A federal court in Hammond, Indiana, has unsealed an indictment charging Guan Tianfeng, a citizen of the People's Republic of China, with conspiring to hack into firewall devices worldwide. Guan and his co-conspirators are accused of working from Sichuan Silence Information Technology Co. Ltd., exploiting a previously unknown vulnerability in firewalls sold by U.K.-based Sophos Ltd.

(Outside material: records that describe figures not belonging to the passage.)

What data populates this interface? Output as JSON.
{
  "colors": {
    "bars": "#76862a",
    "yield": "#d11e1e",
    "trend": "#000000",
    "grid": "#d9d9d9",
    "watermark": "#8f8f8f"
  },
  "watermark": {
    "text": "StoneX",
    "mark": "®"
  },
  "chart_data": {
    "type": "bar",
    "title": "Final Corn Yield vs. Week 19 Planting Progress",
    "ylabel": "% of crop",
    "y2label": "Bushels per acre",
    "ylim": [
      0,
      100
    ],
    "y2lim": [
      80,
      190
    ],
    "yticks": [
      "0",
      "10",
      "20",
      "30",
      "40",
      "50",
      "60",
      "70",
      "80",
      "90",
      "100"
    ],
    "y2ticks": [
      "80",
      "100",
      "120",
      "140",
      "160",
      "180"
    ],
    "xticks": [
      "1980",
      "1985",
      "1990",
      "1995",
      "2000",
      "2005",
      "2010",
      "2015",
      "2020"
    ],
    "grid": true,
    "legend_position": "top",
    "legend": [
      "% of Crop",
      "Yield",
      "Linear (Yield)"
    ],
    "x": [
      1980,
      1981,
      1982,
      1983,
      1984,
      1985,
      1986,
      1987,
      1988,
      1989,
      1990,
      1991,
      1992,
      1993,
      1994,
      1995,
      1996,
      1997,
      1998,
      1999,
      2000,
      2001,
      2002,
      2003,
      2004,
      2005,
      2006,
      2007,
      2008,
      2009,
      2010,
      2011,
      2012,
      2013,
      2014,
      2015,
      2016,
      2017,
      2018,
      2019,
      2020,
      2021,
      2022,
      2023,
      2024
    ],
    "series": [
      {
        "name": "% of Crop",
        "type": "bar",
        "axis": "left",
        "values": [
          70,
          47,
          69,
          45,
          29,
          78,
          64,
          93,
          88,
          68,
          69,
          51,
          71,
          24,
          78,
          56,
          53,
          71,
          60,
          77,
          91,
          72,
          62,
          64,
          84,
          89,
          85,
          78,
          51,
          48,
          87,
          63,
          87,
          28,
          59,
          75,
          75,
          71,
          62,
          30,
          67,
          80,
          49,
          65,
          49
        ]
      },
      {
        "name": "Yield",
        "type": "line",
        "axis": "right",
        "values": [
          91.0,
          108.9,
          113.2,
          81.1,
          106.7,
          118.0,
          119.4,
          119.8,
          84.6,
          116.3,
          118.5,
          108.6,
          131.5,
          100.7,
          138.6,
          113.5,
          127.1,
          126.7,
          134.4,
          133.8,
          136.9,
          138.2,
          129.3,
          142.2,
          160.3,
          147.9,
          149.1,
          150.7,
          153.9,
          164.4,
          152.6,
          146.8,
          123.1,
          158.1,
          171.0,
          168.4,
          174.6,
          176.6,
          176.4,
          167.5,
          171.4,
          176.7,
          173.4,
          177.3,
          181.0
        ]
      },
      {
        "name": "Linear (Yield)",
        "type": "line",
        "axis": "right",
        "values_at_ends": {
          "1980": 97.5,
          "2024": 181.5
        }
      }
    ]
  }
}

The malware they developed was designed to steal information and encrypt files on infected computers.
Deputy Attorney General Lisa Monaco stated, "The defendant and his co-conspirators exploited a vulnerability in tens of thousands of network security devices, infecting them with malware designed to steal information from victims around the world." She emphasized the Justice Department's commitment to holding malicious cyber actors accountable.
Assistant Attorney General for National Security Matthew G. Olsen remarked on the compromised firewalls: "The Department of Justice will hold accountable those who contribute to the dangerous ecosystem of China-based enabling companies that carry out indiscriminate hacks."
FBI Assistant Director Bryan Vorndran highlighted law enforcement actions that prevented further victimization: "Our law enforcement actions, technical expertise, and enduring partnerships with private companies, like Sophos, demonstrate the reputation of the FBI as being a reliable and effective partner for stopping this malicious activity."
U.S. Attorney Clifford D. Johnson for the Northern District of Indiana added, "Guan Tianfeng and his co-conspirators placed thousands of computer networks at risk by conducting this attack."
Special Agent in Charge Herbert J. Stapleton praised Sophos's rapid response: "If Sophos had not rapidly identified the vulnerability and deployed a comprehensive response, the damage could have been far more severe."
The indictment details how Guan and his associates targeted approximately 81,000 Sophos firewalls using a 0-day vulnerability later designated CVE-2020-12271. They attempted to disguise their activities by registering domains resembling those controlled by Sophos.
Court documents reveal that Guan worked for Sichuan Silence, which has ties to PRC government organizations such as the Ministry of Public Security. Following revelations by Sophos about long-running investigations into PRC-based threat groups targeting its appliances, the FBI issued calls for information regarding these intrusions.
In addition to legal proceedings against Guan, sanctions were announced against him and Sichuan Silence by U.S. authorities. The U.S. Department of State also offered rewards for information leading to their identification or location related to malicious cyber activities against U.S infrastructure.
The case is prosecuted by Trial Attorneys Jacques Singer-Emery and George Brown along with Assistant U.S. Attorney Steven J. Lupa.
An indictment remains an allegation until proven guilty beyond reasonable doubt in court.